I'm running one service in Azure with 4 worker instances. When I scale up to 5 worker instances the first instance that had started goes into the "busy" state. Why is that? What happens during scale up? Does azure re-run all the startup tasks? I'm very confused and can't seem to find any documentation on this.
After scaling up to 5 instances the first instance changes its status to:
Busy (Waiting for role to start... Application startup tasks are running. [2014-08-12T18:36:52Z])
And the java process that was running there stops. Why would this happen?!
Any help would be appreciated.
Startup.cmd
REM Log the startup date and time.
ECHO Startup.cmd: >> "%TEMP%\StartupLog.txt" 2>&1
ECHO Current date and time: >> "%TEMP%\StartupLog.txt" 2>&1
DATE /T >> "%TEMP%\StartupLog.txt" 2>&1
TIME /T >> "%TEMP%\StartupLog.txt" 2>&1
REM enable ICMP
netsh advfirewall firewall add rule name="ICMPv6 echo" dir=in action=allow enable=yes protocol=icmpv6:128,any
ECHO Starting WebService >> "%TEMP%\StartupLog.txt" 2>&1
tasklist /FI "IMAGENAME eq java.exe" 2>NUL | find /I /N "java.exe" >NUL 2>&1
if "%ERRORLEVEL%"=="0" GOTO running
SET %ERRORLEVEL% = 0
START /B java -jar WEB-SERVICE-1_0--SNAPSHOT.jar app.properties >> "%TEMP%\StartupLog.txt" 2>&1
:running
SET %ERRORLEVEL% = 0
During a scale operation Azure will send a RoleEnvironmentTopologyChange via the Changing event to all existing instances. This lets those instances discover the new role instance in order to allow communication between the instances. Note that this only happens if you have an internal endpoint defined (if you turn on RDP then you implicitly get an internal endpoint).
By default these topology changes won't affect running instances. However, if you subscribe to the Changing event and you set e.Cancel=True
then the role instance will recycle and run your startup tasks again.
For more information on the topology change see http://azure.microsoft.com/blog/2011/01/04/responding-to-role-topology-changes/.
So there are two issues here:
- Why is your role not able to recover from a recycle? This is a significant issue and one you must fix in order to have a reliable service. You can start with the troubleshooting workflows at http://blogs.msdn.com/b/kwill/archive/2013/08/09/windows-azure-paas-compute-diagnostics-data.aspx, and in particular Scenario 3 at http://blogs.msdn.com/b/kwill/archive/2013/09/06/troubleshooting-scenario-3-role-stuck-in-busy.aspx.

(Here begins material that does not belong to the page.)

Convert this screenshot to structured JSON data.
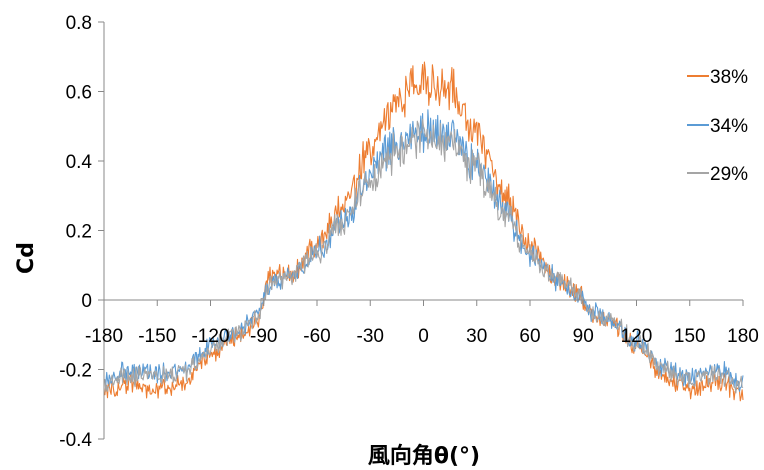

- Why are you recycling your role instances in response to a topology change? Check your Changing event handler and make sure you aren't setting
e.Cancel=true
.
This is too long for a comment, just adding to what kwill has already told:
My ASP.NET Web Role didn't have e.Cancel = true
anywhere but still got restarted (or rather: recycled, the environment being completely re-initialized even before OnStart()
was called for 10 minutes, just like after a fresh deployment) after a scale-out. So I went ahead and added an event handler which is just supposed to set what's already a default:
public class WebRole : RoleEntryPoint
{
public override bool OnStart()
{
RoleEnvironment.Changing += (sender, e) =>
{
if (e.Changes.Any(change => change is RoleEnvironmentTopologyChange))
{
e.Cancel = false;
}
};
}
}
And this helped! The role still becomes busy, but just for a few seconds instead of 15-20 minutes. It seems that only the website in the role restarts (or maybe the whole IIS), but the role doesn't restart, neither is the whole environment reinitialized.